The cold-molded W-37 day racer continues coming together at Brooklin Boat Yard. Here all the plywood web frames and bulkheads and all the laminated frames have been hung from the longitudinal girders.
The guys in the building crew are putting the final fairing touches on the frames, planing the bevels just right to receive the first layer of planking, 7/16″ tongue-and-groove strip planking. You can see how the bigger laminated frames in the middle are notched into the heavy stringers where the fin keel will be bolted on.
Here’s a view from astern, showing the shallow sweep of the boat’s run. This spells speed, especially off the wind when the breeze is up. The broad, nearly vertical transom is quite a departure from The W-37’s more svelte sisters, the W-46 and W-76, but it’s this that will give her the power to carry a cloud of sail at planing speeds downwind. It’s made of several layers of marine plywood, vacuum-bagged together over a form to create the graceful camber that’ll distinguish it from more run-of-the-mill sportboats.

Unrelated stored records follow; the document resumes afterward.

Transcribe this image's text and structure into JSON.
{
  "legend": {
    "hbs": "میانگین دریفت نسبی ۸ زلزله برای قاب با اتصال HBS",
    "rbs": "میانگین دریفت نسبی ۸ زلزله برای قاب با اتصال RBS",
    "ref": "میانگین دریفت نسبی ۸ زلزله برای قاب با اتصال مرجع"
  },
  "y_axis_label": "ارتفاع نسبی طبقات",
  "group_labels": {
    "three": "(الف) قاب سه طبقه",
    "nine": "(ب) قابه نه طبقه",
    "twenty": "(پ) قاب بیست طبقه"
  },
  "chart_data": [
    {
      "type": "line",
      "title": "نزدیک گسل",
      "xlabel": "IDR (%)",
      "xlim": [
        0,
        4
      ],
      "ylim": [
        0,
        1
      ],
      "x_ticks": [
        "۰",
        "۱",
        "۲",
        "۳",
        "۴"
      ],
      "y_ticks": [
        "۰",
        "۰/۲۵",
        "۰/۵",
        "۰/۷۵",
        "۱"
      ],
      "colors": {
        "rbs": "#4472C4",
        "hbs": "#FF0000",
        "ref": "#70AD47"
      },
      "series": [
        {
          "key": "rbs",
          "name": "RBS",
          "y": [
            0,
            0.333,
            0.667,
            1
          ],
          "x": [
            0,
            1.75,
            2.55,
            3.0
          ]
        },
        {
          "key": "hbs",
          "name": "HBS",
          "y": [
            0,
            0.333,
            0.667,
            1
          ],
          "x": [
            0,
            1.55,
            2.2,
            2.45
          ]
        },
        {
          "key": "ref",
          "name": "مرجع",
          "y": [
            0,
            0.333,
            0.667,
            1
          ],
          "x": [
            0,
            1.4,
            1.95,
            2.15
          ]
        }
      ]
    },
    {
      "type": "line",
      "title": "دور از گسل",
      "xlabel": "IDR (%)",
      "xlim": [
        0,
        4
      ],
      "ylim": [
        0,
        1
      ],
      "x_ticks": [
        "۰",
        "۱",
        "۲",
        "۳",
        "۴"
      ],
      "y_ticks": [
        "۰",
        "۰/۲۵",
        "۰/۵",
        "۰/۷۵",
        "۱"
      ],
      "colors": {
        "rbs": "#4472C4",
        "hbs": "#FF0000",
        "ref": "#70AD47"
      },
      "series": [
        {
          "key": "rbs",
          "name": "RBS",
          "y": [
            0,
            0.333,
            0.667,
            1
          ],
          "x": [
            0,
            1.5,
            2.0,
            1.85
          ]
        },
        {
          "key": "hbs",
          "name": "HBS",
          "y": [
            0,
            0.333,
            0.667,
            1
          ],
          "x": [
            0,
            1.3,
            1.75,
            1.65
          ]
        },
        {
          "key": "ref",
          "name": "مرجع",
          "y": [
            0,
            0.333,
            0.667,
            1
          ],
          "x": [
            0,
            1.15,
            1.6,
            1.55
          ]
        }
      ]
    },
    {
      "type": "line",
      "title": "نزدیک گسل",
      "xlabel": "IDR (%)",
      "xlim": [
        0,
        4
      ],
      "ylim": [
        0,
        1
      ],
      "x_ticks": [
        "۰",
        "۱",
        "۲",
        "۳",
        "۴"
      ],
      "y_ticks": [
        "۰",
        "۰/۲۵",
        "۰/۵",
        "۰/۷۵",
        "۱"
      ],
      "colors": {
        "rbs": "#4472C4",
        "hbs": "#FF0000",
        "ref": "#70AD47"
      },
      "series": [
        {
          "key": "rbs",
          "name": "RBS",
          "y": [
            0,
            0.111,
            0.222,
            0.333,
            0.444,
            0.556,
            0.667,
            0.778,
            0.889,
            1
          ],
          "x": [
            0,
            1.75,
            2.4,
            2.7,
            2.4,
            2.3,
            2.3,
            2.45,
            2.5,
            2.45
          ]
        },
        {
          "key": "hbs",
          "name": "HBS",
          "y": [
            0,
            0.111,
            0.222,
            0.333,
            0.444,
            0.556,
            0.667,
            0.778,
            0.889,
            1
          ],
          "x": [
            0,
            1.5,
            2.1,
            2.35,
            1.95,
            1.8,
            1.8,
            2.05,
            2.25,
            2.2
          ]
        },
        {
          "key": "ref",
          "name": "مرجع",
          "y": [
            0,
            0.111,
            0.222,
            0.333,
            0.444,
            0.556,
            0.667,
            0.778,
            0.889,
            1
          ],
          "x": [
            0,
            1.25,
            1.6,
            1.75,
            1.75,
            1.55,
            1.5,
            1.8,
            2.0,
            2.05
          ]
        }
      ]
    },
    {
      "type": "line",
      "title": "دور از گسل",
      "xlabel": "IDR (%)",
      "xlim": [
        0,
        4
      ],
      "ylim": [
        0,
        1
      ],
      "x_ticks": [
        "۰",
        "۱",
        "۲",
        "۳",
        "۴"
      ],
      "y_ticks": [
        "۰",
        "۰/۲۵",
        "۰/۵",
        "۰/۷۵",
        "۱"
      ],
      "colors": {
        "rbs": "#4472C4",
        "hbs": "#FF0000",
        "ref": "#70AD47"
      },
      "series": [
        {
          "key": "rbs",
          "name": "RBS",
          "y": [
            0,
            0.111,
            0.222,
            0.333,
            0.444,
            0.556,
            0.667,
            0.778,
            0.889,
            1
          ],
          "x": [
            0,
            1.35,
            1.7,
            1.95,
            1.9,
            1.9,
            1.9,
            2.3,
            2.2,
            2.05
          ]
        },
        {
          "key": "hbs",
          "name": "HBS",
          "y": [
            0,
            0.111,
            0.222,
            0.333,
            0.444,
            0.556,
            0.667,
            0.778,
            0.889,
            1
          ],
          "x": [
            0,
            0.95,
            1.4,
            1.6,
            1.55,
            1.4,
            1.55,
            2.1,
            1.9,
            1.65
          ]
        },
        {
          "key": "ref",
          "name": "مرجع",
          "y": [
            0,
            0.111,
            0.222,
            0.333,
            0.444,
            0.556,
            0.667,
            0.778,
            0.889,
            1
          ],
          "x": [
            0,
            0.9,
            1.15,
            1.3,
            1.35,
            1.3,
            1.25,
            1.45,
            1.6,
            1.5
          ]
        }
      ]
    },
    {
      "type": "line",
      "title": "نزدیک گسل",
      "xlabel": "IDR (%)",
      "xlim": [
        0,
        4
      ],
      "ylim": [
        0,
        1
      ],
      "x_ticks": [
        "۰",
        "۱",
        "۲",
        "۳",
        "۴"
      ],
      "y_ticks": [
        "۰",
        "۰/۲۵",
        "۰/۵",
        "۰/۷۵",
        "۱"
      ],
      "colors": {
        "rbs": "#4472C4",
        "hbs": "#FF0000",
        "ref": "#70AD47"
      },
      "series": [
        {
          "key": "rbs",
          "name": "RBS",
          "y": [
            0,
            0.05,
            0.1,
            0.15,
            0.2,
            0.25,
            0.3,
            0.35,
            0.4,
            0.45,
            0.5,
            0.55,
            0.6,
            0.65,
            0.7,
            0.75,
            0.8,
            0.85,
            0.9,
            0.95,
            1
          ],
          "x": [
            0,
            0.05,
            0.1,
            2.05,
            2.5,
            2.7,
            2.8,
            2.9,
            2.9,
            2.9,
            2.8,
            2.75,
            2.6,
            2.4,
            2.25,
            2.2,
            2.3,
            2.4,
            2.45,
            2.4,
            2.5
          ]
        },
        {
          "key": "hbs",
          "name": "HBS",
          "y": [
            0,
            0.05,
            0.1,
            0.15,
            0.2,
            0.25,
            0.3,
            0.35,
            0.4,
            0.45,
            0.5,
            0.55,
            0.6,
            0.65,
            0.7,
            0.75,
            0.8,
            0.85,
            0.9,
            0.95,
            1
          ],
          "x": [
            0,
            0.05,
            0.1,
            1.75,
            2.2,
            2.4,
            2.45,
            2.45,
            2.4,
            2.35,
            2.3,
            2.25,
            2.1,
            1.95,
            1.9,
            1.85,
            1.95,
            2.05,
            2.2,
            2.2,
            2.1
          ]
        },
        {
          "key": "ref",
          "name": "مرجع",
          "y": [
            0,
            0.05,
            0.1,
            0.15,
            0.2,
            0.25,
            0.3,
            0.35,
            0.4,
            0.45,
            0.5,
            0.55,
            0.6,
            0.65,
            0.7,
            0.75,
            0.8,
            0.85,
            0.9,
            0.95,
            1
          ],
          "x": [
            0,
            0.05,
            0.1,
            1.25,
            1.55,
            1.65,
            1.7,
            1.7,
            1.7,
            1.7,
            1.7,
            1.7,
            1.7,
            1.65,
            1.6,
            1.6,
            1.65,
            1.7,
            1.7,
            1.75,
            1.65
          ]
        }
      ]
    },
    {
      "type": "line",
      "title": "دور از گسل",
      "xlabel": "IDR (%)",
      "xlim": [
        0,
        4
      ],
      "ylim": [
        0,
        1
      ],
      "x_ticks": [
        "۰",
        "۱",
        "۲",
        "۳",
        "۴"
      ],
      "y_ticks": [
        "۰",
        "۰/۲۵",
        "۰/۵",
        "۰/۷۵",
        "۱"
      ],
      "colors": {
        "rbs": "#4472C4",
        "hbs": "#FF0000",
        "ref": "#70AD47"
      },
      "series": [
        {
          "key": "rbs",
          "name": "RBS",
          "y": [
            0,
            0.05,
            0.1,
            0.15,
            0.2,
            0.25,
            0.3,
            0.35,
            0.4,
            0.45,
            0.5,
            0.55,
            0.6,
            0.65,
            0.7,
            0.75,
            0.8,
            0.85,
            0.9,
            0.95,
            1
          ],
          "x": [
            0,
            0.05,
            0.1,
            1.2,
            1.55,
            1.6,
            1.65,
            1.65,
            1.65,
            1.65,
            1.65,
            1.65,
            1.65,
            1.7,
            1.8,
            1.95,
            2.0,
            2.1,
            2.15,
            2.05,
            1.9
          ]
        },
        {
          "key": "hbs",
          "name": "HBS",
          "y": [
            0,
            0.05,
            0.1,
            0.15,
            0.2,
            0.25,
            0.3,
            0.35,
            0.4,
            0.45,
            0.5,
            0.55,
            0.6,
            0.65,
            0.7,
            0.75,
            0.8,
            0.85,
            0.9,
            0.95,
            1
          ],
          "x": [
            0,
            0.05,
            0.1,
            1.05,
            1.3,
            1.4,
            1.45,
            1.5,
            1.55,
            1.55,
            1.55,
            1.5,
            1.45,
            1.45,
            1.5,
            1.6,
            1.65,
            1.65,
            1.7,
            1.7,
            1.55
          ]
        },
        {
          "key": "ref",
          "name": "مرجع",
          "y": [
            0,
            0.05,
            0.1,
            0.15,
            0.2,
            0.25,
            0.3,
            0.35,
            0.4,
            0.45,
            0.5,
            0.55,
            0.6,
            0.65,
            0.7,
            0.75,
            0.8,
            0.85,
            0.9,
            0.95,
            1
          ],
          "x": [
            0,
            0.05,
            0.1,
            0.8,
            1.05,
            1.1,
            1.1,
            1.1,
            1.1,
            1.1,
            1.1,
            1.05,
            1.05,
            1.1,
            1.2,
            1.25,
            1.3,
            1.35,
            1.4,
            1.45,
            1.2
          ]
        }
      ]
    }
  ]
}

A view from the bow. She’s being built on the third floor, so this is looking across the main building bay, which last year was filled with Bequia, a 90′ cold-molded cruising yawl of SWW design. When she’s completed, a beam crane will fly her down to the ground floor, where she’ll be mated to her fin keel of fabricated steel and lead torpedo bulb. Her stem, with its graceful slight reverse, is to the right of the rightmost man’s elbow.